Et Balsamo, avec un sinistre sourire, se rapprocha lentement de la jeune femme dont les yeux, chargés de langueur, se levèrent sur lui à mesure qu’il s’approchait, comme s’ouvrent les tournesols et les volubilis au premier rayon du soleil levant.

— Oh ! dit Balsamo, il faudra cependant que je ferme à tout jamais ces yeux qui, à cette heure, me regardent si tendrement ; ces beaux yeux pleins d’éclairs aussitôt qu’ils ne sont pas pleins d’amour.

Lorenza sourit doucement, et, en souriant, montra la double rangée si suave et si pure de ses dents de perles.

— Mais en tuant celle qui me hait, continua Balsamo en se tordant les bras, je tuerai donc aussi celle qui m’aime !

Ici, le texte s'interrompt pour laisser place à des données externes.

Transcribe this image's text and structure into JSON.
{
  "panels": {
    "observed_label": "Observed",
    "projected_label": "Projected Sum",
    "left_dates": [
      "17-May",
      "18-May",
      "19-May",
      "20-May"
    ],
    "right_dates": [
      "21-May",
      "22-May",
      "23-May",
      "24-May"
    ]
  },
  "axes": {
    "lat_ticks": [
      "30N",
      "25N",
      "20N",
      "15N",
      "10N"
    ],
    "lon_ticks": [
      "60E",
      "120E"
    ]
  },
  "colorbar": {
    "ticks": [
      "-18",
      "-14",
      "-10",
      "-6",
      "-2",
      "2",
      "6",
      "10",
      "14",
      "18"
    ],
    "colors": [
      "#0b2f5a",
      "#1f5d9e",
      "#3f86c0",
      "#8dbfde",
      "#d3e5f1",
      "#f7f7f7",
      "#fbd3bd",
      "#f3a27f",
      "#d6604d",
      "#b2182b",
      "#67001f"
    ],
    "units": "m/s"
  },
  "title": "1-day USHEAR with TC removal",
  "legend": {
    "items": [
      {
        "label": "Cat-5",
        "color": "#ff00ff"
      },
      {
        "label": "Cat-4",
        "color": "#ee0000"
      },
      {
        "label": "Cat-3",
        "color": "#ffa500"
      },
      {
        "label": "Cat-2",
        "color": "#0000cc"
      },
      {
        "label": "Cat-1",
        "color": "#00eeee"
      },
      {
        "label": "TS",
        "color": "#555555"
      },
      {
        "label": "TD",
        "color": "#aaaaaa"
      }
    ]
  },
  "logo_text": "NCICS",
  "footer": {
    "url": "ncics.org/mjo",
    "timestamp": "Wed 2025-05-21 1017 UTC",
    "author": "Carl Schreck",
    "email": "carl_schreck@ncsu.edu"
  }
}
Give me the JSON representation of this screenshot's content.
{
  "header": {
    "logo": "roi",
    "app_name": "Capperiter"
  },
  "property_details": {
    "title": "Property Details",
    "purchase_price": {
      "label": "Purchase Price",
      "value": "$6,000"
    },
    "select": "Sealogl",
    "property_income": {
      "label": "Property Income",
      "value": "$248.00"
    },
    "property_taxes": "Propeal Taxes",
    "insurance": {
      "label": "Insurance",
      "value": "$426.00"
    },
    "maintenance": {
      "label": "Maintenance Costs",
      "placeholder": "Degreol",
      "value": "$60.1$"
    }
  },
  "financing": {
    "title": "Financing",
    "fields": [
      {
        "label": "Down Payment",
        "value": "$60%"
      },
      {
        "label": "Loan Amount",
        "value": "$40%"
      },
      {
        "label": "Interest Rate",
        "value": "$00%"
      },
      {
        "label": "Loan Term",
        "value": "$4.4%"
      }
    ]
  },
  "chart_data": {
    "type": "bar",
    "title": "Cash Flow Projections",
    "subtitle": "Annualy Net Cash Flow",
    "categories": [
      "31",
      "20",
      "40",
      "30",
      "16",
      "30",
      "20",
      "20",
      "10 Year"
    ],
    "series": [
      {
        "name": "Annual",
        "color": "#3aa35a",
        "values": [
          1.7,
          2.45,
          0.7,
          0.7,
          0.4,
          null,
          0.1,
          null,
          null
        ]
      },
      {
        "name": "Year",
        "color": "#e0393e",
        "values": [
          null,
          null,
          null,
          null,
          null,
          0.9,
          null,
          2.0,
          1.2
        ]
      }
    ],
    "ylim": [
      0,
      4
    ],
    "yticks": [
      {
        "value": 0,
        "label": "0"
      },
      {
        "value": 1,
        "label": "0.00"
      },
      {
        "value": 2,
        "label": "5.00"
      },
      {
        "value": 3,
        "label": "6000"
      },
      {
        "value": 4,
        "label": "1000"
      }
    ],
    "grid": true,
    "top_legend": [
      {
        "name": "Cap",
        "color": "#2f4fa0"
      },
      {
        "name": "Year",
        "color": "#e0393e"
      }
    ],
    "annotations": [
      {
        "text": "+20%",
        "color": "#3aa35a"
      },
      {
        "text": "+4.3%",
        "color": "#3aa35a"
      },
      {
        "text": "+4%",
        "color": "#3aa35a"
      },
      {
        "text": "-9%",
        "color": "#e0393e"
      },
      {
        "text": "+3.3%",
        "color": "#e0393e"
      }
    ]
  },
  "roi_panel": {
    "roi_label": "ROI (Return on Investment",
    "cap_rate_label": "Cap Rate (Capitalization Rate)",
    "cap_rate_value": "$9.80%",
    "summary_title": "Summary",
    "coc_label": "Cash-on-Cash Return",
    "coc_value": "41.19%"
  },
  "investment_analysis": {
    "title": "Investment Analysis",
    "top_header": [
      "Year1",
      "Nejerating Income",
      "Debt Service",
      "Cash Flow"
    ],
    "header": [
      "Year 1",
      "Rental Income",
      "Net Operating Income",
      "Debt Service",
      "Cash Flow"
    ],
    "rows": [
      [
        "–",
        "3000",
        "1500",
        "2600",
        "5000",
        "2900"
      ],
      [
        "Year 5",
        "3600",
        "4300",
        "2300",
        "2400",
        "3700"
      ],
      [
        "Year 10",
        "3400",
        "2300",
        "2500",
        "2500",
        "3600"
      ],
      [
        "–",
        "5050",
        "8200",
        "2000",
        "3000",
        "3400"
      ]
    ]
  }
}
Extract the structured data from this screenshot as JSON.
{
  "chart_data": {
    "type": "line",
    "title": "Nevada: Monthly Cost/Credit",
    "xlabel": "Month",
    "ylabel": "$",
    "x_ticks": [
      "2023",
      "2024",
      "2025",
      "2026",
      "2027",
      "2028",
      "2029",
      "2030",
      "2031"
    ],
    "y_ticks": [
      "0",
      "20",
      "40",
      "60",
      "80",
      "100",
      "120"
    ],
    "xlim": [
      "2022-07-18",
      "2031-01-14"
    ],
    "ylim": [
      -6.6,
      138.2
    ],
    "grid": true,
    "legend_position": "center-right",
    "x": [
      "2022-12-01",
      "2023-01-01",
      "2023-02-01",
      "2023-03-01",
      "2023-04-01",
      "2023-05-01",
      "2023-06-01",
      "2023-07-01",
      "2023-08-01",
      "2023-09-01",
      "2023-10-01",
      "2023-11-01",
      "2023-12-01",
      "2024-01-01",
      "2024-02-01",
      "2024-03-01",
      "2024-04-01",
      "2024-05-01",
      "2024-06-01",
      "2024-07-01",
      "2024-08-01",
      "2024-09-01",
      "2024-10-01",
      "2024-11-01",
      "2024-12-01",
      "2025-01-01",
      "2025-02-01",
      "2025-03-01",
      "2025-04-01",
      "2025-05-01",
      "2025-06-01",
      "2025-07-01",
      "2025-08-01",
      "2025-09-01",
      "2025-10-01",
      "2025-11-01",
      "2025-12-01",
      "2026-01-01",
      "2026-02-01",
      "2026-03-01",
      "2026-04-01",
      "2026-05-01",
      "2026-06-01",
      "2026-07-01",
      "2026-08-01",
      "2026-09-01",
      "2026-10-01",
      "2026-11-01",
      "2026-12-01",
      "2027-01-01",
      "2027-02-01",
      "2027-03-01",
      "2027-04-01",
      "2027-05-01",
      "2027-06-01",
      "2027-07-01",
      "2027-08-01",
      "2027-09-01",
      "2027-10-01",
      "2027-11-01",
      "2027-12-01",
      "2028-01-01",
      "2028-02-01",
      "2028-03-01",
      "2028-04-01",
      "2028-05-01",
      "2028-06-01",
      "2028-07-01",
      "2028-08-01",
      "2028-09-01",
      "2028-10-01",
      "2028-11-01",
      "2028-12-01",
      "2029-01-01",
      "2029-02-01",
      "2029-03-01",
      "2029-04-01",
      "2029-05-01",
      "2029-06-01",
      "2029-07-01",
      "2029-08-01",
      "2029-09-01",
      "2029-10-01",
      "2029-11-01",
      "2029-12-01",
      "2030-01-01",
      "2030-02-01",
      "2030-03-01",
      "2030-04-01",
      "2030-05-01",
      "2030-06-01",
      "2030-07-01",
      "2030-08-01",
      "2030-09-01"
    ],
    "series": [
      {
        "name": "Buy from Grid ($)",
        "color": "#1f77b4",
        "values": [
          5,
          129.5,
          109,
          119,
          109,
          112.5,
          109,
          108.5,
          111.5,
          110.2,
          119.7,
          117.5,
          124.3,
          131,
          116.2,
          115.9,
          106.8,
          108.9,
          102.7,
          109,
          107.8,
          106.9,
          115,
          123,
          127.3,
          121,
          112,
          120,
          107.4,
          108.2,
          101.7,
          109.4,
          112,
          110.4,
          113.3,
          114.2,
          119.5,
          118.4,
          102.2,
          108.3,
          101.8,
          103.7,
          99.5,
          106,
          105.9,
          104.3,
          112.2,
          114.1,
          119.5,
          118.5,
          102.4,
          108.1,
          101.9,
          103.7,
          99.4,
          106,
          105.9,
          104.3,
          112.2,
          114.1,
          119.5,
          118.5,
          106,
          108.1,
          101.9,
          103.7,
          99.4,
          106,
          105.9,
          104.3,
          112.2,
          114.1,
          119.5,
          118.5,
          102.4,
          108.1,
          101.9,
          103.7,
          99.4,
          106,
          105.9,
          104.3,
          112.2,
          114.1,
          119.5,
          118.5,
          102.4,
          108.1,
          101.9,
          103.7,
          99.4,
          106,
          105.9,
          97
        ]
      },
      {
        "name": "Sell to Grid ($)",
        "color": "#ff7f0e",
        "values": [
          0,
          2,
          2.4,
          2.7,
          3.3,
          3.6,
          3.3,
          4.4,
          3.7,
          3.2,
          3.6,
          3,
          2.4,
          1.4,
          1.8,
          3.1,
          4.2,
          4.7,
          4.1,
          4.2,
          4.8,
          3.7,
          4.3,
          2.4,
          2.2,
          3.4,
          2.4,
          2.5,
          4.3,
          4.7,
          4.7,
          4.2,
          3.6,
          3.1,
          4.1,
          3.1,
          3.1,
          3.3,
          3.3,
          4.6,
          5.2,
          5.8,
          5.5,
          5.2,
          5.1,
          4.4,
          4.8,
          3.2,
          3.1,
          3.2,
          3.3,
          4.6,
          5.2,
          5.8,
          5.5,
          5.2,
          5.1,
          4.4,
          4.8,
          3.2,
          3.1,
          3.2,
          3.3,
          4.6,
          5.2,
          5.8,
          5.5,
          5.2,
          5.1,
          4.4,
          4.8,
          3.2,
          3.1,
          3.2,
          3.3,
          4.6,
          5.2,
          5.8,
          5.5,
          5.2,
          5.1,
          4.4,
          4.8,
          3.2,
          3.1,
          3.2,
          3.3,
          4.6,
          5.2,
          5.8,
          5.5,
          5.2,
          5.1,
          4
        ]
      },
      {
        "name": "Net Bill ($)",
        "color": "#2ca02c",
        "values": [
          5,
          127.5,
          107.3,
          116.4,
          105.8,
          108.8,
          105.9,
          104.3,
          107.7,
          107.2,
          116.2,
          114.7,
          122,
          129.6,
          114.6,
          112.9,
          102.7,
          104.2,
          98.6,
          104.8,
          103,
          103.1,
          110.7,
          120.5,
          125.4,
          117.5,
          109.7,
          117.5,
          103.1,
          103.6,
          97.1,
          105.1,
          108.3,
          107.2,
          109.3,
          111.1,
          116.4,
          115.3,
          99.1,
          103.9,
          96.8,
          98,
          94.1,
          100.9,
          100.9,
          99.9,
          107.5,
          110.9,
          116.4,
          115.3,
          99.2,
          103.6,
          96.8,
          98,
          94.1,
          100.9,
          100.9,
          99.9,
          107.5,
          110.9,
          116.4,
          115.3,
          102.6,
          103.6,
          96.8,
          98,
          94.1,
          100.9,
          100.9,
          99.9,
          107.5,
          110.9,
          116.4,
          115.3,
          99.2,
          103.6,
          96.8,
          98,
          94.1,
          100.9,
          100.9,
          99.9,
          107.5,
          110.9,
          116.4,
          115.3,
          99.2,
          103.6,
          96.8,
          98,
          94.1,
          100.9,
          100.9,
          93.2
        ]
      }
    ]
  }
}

Et son cœur s’emplit d’un profond chagrin, étrangement mêlé d’un vague désir.

— Non, murmura-t-il, non ; j’ai juré en vain. J’ai menacé inutilement, non, je n’aurai jamais le courage de la tuer ; non, elle vivra, mais elle vivra sans jamais être plus éveillée ; mais elle vivra de cette vie factice qui sera pour elle le bonheur, tandis que l’autre est le désespoir. Puissé-je la rendre heureuse ! Qu’importe le reste… elle n’aura plus qu’une existence, celle que je lui ferai, celle pendant laquelle elle m’aime, celle dont elle vit en ce moment.

Et il étreignit d’un tendre regard le regard amoureux de Lorenza, tout en abaissant lentement une main sur sa tête.